I turned to face him. “You need men to have children and we don't have any, so they came up with a different way for us to have them through this surgery thing. I'm not really sure how it works, but it does, and then you have a baby.”

“So, you have to have one even if you don't want it?”

“Well, of course I want it, everyone does. It's having someone who you are responsible for shaping into an individual human being. Plus it's an honour.”

“Then why are you worried about it?”

I sighed, “Because that's how my friend Katelyn died. She had the surgery and four months later she was gone. They said her body wasn't right for it, but then I overheard this call that my mother made and she was talking about there being a bug and not having enough time to fix it.”

“So you think it will kill you?”

I let out a deep exhale. “Yeah, that's what I'm afraid of.”

He sat there in silence, absorbing what I just said then asked, “Is it for sure?”

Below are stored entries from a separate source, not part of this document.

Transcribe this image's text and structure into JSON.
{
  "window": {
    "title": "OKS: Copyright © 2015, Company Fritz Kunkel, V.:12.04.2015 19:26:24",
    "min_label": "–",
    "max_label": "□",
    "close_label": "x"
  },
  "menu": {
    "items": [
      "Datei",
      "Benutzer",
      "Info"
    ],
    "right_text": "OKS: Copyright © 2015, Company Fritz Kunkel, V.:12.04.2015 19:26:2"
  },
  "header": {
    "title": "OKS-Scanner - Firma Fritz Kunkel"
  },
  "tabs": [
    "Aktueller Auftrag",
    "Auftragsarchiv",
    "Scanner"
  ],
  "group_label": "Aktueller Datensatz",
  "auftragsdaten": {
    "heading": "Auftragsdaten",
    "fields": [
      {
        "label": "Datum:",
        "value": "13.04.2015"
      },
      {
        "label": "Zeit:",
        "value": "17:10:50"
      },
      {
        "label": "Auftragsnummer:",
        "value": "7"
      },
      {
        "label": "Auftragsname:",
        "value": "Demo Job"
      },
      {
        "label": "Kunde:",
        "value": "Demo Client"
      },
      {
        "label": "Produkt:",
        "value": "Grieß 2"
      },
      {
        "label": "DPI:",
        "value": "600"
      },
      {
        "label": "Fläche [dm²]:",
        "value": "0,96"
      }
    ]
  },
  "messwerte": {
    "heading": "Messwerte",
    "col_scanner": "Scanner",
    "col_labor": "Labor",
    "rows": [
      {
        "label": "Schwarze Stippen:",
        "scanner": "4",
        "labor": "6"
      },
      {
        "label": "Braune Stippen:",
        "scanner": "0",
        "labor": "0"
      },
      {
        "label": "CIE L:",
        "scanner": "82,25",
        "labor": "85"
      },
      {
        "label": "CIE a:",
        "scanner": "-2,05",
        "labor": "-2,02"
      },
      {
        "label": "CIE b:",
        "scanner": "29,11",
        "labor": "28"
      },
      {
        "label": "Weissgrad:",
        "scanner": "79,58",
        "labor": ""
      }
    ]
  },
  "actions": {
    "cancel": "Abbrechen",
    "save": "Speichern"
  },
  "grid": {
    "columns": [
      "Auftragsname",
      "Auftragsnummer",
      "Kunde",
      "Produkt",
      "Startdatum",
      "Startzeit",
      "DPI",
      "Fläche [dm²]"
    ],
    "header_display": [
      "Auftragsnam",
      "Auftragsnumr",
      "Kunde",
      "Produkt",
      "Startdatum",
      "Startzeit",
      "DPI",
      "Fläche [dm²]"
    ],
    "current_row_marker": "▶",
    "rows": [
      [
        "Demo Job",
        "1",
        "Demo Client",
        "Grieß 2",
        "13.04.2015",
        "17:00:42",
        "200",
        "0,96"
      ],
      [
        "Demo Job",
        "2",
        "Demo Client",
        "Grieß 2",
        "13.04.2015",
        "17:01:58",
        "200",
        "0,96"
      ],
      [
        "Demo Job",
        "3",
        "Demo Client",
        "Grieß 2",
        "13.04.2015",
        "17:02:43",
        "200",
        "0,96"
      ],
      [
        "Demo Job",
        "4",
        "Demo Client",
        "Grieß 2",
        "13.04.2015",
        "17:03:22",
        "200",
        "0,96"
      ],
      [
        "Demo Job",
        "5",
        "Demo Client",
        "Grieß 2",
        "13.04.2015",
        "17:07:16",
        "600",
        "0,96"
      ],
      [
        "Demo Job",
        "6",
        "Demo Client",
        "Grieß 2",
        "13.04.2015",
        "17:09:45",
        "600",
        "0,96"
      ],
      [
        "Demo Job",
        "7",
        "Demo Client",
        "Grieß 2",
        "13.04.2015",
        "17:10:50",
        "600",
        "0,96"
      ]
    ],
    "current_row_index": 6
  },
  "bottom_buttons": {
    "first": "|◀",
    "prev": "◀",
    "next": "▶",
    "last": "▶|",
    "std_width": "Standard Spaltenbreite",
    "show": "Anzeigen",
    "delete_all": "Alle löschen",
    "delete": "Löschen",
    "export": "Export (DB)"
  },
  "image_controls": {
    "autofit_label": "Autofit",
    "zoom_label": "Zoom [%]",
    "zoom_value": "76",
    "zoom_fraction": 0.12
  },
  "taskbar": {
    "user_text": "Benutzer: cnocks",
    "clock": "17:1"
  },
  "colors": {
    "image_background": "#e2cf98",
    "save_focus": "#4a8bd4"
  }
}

“No, they tell me it will work but…”

“You don't believe them?”

“Not in the slightest.”

Derron lay there, silently processing. I was impressed by how calmly he was handling the news. He was the one person that was always strong and always true, the one person I could hold on to when I was not.

“But my mother is the Leader of the Council, so as her daughter, it would be a scandal if I refused to do it.”

“So, then you have no choice.”

“You think I should just go along with it?”

He rolled over to face me. “I think you need to stand by your mother as your city's Leader. That doesn't mean I want you to do it.”

“Even if it works, I still have to stay there for nine months while I'm pregnant, and then I probably won't have very many opportunities to leave when I have a child to look after.”

“So you're saying that…”

“We might not see each other for a while.”

“How long is a while?”

“Maybe a couple of years.”

“A couple of years!” he sat up.

“That's what I'm saying.” I sat up with him. “I just can't figure a way out of it, I can talk to my mother but… who knows what she'll say.”

“No, you need to do this, so don't change everything just for me.”

“But you're more important to me than any of this, can't you see that? Maybe I could run away, I don't think Cain would mind if I lived with you all and I could learn to hunt and make fires and…”

“Ava,” he interrupted me and took my hands in his, “we both know that's not an option.”

“But…”

He bent down and kissed me. “We'll find a way to see each other.”

“What if we don't?”

“We will, I promise.”

I wrapped my arms around him. “I hope you're right.”

“Let me walk you back to the Old Village.”

And the two of us walked all the way there, as slowly as we could manage. In the past few days I had felt closer to Derron than before, yet suddenly I was forced to give him up and pretend he never existed. I wanted so badly to just run away and go anywhere else that would allow me to be with him. As we walked hand in hand, I wanted him to be the one sitting in the waiting room with me, like I was with Katelyn.